Data Archiving

This feature requires an Enterprise license for self-hosted deployments. To upgrade, contact Redpanda sales.

With data archiving, you can enable remote write to back up topics to cloud storage. In the event of a data center failure, data corruption, or cluster migration, you can recover your archived data from the cloud back to your cluster. Data archiving is a use case of Tiered Storage.

Redpanda natively supports Tiered Storage with Amazon S3, Google Cloud Storage (GCS), and Microsoft Azure Blob Storage (ABS). Migrating topics from one cloud provider to another is not supported.

Prerequisites

This feature requires an Enterprise license for self-hosted deployments. To upgrade, contact Redpanda sales.
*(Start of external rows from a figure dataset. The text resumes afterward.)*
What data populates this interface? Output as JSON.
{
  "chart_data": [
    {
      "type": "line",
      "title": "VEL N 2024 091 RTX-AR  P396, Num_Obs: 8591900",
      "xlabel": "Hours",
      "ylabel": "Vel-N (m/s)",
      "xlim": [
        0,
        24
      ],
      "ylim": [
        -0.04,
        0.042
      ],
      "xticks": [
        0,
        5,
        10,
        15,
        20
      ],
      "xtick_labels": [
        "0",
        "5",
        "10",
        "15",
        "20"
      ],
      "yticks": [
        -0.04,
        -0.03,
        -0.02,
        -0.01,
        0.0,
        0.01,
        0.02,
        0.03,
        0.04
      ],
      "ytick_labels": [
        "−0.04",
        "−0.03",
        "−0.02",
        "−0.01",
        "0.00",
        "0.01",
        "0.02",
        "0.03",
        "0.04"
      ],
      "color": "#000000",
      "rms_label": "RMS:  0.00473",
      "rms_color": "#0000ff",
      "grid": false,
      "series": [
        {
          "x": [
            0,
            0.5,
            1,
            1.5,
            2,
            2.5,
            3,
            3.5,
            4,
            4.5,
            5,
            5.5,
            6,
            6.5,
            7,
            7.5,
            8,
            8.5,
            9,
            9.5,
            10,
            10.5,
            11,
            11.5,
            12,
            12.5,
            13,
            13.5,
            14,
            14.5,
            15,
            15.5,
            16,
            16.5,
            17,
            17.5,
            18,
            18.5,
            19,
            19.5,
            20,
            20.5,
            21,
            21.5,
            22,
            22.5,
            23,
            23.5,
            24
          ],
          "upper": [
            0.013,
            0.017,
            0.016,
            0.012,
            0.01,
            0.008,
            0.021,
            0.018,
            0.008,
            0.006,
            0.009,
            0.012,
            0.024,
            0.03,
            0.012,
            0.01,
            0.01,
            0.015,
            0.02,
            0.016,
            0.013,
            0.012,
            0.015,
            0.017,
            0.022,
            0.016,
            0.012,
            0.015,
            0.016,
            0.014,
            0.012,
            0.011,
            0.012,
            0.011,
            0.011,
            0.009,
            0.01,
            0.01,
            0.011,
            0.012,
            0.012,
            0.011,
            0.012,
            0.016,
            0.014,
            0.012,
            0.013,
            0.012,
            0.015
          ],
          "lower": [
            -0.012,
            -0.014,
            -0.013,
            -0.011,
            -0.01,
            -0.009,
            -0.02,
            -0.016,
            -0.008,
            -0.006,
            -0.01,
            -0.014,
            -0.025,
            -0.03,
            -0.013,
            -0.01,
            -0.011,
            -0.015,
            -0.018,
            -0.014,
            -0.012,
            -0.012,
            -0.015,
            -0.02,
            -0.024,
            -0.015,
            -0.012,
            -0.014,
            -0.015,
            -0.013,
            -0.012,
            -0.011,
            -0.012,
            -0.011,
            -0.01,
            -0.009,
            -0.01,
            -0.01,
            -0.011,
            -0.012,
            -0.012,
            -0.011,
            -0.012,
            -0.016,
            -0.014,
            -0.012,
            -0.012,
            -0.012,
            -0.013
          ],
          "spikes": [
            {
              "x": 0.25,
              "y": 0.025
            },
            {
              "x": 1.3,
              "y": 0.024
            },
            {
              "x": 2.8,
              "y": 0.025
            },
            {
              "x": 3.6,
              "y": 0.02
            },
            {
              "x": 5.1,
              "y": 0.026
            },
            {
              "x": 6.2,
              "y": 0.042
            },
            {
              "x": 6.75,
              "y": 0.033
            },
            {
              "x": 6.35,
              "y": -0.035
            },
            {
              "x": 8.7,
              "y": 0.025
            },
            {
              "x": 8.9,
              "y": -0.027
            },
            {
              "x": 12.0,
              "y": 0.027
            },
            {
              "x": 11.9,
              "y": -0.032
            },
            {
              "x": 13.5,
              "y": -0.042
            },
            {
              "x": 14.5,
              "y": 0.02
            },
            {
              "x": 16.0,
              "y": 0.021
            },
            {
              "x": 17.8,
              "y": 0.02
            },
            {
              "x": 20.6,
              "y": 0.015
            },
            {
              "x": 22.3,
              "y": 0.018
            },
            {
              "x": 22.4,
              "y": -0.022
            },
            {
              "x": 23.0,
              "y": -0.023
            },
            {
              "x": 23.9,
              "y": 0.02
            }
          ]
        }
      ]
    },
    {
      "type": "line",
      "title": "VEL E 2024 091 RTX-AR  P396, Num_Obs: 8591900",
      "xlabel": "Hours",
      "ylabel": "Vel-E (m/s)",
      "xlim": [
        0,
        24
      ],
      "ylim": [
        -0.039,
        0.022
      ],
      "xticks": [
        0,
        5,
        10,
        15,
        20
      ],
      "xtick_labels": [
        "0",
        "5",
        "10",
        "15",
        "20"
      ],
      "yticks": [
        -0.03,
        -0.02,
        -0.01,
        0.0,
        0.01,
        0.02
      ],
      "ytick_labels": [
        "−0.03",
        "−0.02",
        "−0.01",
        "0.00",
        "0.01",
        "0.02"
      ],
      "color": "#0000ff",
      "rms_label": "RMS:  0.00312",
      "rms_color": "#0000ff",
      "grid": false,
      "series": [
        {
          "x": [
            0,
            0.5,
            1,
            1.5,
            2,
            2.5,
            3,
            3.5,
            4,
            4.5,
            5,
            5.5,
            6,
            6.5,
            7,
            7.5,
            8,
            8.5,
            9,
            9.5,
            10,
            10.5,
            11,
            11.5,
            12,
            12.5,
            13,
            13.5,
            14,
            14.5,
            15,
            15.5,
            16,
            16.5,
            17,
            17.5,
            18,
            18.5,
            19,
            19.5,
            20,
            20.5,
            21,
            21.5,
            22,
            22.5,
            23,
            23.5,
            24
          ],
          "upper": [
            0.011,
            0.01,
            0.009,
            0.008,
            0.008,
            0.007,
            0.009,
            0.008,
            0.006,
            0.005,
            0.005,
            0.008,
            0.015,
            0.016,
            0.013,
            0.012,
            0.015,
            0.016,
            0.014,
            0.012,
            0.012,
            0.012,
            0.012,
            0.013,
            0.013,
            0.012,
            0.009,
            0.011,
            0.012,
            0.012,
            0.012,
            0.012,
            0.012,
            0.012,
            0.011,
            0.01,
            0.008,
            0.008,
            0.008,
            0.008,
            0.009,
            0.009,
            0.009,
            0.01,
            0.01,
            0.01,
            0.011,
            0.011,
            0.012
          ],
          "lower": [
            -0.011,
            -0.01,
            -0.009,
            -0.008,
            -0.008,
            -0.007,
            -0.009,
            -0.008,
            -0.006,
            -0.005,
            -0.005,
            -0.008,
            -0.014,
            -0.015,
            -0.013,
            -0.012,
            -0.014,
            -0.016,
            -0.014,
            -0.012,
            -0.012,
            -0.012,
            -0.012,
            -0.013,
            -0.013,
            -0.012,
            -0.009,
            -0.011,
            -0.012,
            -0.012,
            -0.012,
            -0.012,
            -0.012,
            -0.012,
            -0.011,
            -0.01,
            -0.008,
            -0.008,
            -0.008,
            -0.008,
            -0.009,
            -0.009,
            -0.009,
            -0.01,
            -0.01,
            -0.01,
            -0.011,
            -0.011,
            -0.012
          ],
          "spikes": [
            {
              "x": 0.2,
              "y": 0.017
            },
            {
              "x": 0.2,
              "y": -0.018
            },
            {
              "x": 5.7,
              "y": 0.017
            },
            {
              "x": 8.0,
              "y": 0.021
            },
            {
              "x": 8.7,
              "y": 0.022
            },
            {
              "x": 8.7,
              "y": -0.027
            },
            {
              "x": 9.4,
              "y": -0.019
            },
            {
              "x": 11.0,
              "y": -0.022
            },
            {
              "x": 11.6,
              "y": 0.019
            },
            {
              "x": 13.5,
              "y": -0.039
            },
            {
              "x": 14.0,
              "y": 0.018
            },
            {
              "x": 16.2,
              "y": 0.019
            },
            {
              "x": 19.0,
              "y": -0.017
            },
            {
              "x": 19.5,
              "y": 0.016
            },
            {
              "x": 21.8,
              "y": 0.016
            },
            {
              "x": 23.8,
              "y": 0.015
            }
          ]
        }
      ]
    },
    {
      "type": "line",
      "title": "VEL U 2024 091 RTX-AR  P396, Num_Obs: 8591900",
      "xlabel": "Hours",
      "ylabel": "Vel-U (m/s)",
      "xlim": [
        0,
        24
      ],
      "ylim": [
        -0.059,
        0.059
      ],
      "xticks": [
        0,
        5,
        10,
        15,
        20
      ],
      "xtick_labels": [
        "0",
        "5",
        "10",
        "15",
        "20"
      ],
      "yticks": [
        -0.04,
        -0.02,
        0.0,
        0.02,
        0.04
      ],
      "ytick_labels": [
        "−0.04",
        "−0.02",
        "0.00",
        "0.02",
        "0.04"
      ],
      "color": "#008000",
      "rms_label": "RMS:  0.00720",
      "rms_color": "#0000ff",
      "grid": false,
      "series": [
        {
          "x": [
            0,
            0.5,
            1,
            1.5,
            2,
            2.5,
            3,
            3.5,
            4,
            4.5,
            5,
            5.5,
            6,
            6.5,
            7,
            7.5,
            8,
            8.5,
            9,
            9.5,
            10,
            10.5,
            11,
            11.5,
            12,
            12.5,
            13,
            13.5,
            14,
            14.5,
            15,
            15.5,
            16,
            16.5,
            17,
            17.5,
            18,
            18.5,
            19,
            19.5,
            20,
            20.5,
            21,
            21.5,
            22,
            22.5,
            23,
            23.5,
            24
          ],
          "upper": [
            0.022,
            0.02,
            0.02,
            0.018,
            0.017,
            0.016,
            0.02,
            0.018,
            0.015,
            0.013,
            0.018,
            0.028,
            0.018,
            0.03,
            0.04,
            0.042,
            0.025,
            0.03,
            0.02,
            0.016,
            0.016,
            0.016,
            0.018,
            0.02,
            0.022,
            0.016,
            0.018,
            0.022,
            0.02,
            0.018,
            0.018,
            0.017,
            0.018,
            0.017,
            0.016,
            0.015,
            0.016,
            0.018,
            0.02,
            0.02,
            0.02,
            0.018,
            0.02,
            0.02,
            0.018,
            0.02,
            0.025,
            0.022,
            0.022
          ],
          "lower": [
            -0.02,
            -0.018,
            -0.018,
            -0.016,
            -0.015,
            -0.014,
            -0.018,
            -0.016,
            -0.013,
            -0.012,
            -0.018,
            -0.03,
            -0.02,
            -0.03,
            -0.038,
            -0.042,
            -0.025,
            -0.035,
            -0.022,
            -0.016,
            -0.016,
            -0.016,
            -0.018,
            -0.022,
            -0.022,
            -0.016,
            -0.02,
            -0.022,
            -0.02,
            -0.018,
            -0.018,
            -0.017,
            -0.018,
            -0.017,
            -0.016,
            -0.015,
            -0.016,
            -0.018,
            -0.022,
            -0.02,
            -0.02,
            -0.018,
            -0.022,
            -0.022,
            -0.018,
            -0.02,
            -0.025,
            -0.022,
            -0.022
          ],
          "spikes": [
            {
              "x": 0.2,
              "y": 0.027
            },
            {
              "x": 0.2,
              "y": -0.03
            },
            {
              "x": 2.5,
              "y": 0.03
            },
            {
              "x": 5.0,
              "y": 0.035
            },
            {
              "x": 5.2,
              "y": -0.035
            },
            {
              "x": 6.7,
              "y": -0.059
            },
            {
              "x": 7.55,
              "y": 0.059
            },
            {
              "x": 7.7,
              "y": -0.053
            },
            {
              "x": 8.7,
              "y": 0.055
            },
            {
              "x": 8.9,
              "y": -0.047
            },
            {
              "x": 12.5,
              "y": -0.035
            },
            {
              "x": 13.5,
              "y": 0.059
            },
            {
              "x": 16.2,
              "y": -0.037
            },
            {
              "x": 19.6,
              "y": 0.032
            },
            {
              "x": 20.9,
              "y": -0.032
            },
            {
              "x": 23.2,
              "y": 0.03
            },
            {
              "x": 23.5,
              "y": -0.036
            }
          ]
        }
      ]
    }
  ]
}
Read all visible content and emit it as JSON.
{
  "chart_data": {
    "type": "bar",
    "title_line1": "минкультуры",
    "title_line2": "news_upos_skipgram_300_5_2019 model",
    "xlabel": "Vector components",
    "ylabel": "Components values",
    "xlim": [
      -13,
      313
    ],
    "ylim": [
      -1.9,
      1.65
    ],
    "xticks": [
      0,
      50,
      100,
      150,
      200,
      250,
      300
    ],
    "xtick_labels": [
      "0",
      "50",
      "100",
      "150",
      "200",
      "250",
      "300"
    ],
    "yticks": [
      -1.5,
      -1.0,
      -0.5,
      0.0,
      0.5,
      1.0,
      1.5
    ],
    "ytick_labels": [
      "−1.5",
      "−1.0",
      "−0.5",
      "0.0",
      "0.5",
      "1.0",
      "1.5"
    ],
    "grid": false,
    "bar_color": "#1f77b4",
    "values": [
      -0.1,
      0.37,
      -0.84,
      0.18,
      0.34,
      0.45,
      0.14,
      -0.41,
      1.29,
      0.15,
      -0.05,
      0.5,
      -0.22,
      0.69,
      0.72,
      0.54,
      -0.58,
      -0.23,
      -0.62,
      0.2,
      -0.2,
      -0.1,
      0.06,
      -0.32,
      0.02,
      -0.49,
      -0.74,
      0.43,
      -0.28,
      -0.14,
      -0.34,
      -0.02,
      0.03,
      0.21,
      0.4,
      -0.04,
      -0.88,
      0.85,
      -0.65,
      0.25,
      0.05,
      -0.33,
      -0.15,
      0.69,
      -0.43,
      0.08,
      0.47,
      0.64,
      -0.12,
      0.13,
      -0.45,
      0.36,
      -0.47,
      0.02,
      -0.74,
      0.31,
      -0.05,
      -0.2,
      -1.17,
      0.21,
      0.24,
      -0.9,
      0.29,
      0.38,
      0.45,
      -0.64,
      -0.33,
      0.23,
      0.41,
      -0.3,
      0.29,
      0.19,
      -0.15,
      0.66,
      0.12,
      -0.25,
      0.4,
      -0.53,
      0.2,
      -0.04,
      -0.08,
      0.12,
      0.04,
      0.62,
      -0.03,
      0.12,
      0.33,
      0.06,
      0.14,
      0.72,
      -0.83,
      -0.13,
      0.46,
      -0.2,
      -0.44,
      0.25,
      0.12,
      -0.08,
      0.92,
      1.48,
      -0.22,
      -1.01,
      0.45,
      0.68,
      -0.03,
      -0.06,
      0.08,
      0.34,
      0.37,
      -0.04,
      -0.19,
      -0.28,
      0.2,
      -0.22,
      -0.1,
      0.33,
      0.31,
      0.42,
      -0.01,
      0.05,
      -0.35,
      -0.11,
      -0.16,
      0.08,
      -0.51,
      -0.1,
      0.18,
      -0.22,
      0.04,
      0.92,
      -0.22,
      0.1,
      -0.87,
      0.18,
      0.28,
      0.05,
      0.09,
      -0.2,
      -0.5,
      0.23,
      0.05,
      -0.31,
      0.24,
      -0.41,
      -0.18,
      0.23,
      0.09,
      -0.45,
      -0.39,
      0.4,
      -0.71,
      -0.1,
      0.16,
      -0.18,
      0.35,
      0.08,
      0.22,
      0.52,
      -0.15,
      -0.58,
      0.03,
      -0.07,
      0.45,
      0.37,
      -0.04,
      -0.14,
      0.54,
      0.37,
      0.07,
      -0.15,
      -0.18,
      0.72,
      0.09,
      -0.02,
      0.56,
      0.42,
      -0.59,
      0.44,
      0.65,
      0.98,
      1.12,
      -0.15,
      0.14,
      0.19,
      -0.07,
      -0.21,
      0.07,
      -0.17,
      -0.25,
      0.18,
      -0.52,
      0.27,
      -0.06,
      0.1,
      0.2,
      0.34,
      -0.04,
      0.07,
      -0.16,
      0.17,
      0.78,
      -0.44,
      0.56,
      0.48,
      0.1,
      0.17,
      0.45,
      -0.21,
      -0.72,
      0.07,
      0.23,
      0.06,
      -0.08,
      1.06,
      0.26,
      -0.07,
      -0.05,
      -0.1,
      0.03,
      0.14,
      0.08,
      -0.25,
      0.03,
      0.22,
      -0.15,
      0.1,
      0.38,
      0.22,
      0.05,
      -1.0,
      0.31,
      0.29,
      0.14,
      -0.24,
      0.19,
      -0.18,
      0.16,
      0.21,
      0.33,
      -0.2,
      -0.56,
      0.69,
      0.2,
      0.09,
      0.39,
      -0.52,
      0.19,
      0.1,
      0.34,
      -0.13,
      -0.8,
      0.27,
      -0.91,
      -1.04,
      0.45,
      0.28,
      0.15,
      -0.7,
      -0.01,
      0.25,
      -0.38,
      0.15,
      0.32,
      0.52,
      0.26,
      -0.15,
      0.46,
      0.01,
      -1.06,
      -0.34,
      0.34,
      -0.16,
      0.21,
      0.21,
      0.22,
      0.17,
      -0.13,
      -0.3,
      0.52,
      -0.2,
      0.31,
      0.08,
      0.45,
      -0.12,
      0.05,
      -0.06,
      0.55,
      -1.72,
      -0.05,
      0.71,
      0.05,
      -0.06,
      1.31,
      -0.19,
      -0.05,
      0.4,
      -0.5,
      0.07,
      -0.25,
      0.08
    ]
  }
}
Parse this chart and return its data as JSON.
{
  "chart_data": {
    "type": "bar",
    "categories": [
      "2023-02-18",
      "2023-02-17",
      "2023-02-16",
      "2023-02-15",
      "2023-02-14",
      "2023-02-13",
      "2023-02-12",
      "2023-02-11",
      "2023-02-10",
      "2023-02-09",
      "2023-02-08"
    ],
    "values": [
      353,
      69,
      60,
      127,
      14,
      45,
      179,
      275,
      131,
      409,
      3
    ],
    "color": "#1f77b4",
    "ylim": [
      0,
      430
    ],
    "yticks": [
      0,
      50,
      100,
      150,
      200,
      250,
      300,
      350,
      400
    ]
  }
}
To check if you already have a license key applied to your cluster:

rpk cluster license info

Configure data archiving

Data archiving requires a Tiered Storage configuration.

  1. Set up Tiered Storage for the cluster or for specific topics.

  2. If you want to read data from cloud storage, enable remote read. When remote read is disabled, data can only be read from local storage.

  3. Set retention limits.

To recover a topic from cloud storage, use remote recovery.

Stop data archiving

To cancel archiving jobs, disable remote write.

To delete archival data, adjust retention.ms or retention.bytes.